One of the key statistics above is the 45% non-graduating number. It might be interesting to know the subset of that number versus their percentage of the student body as a whole who are of black/African-American(or whatever they are being called these days) who are falling into that group.

The Raving Prophet said...

Interesting graphic, but I must say, anybody using the term "wage slave" with any kind of seriousness automatically becomes less credible.

Yes, there are those who can be independent of a paycheck. We call them the independently wealthy.
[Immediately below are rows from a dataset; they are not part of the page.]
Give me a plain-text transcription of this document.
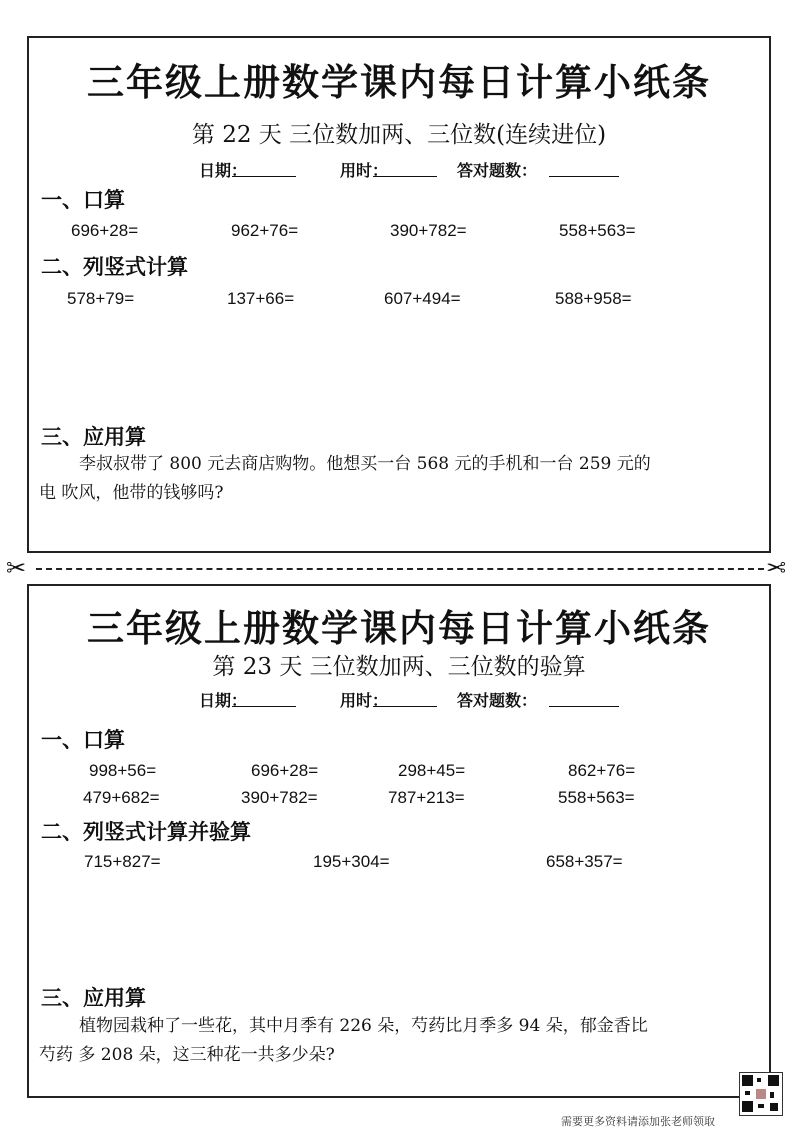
三年级上册数学课内每日计算小纸条
第 22 天 三位数加两、三位数(连续进位)
日期：	用时：	答对题数：
一、口算
696+28=	962+76=	390+782=	558+563=
二、列竖式计算
578+79=	137+66=	607+494=	588+958=
三、应用算
李叔叔带了 800 元去商店购物。他想买一台 568 元的手机和一台 259 元的
电 吹风，他带的钱够吗?
✂	✂
三年级上册数学课内每日计算小纸条
第 23 天 三位数加两、三位数的验算
日期：	用时：	答对题数：
一、口算
998+56=	696+28=	298+45=	862+76=
479+682=	390+782=	787+213=	558+563=
二、列竖式计算并验算
715+827=	195+304=	658+357=
三、应用算
植物园栽种了一些花，其中月季有 226 朵，芍药比月季多 94 朵，郁金香比
芍药 多 208 朵，这三种花一共多少朵?
需要更多资料请添加张老师领取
The simple fact is that most of us are more or less reliant on a stable source of income... the better prepared have a few months' worth of cushion available to them.
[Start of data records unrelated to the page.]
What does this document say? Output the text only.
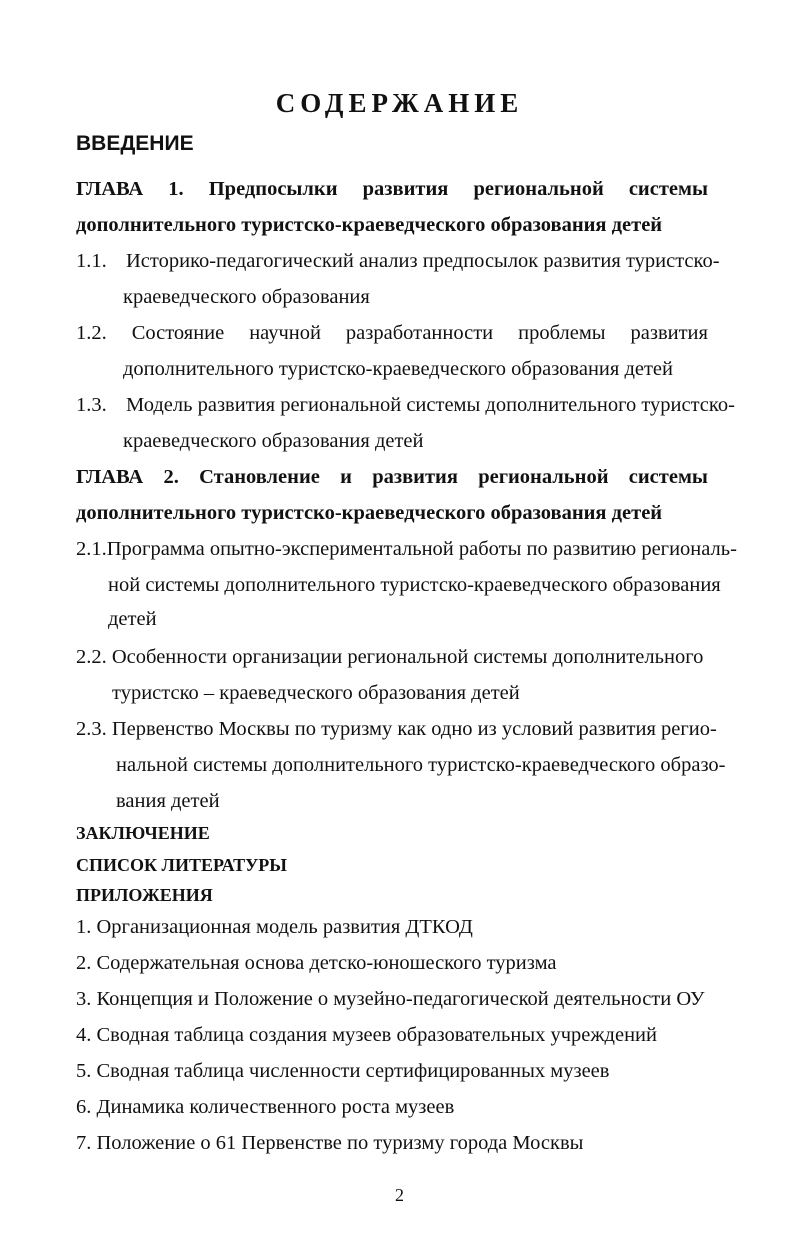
СОДЕРЖАНИЕ
ВВЕДЕНИЕ
ГЛАВА 1. Предпосылки развития региональной системы
дополнительного туристско-краеведческого образования детей
1.1. Историко-педагогический анализ предпосылок развития туристско-
краеведческого образования
1.2. Состояние научной разработанности проблемы развития
дополнительного туристско-краеведческого образования детей
1.3. Модель развития региональной системы дополнительного туристско-
краеведческого образования детей
ГЛАВА 2. Становление и развития региональной системы
дополнительного туристско-краеведческого образования детей
2.1.Программа опытно-экспериментальной работы по развитию региональ-
ной системы дополнительного туристско-краеведческого образования
детей
2.2. Особенности организации региональной системы дополнительного
туристско – краеведческого образования детей
2.3. Первенство Москвы по туризму как одно из условий развития регио-
нальной системы дополнительного туристско-краеведческого образо-
вания детей
ЗАКЛЮЧЕНИЕ
СПИСОК ЛИТЕРАТУРЫ
ПРИЛОЖЕНИЯ
1. Организационная модель развития ДТКОД
2. Содержательная основа детско-юношеского туризма
3. Концепция и Положение о музейно-педагогической деятельности ОУ
4. Сводная таблица создания музеев образовательных учреждений
5. Сводная таблица численности сертифицированных музеев
6. Динамика количественного роста музеев
7. Положение о 61 Первенстве по туризму города Москвы
2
The simple fact is that for the vast majority of people there is no such thing as true independence of your paycheck. We even have a term for that kind of cash: "F--- You Money."

trailbee said...

I think the only reason the reporter got his answers is that he appeared non-threatening/critical. What is it worth to someone to appear stupid and selfish on national tv?

Dad29 said...

It's also worth knowing that most jobs in the US simply do NOT "require" a degree for superior performance of the tasks.

The silliness afoot here began in the mid-'60's; Personnel Departments needed to find an easy way to divine 'ability' (rather than actually doing the work of interviewing people), so they convinced the Big Guys that 'only degreed people are worth hiring.'

You'll note that corporate America has not significantly improved its performance under that protocol. Only computerization has allowed productivity gains. (!!)

And, by the way, increased unemployment.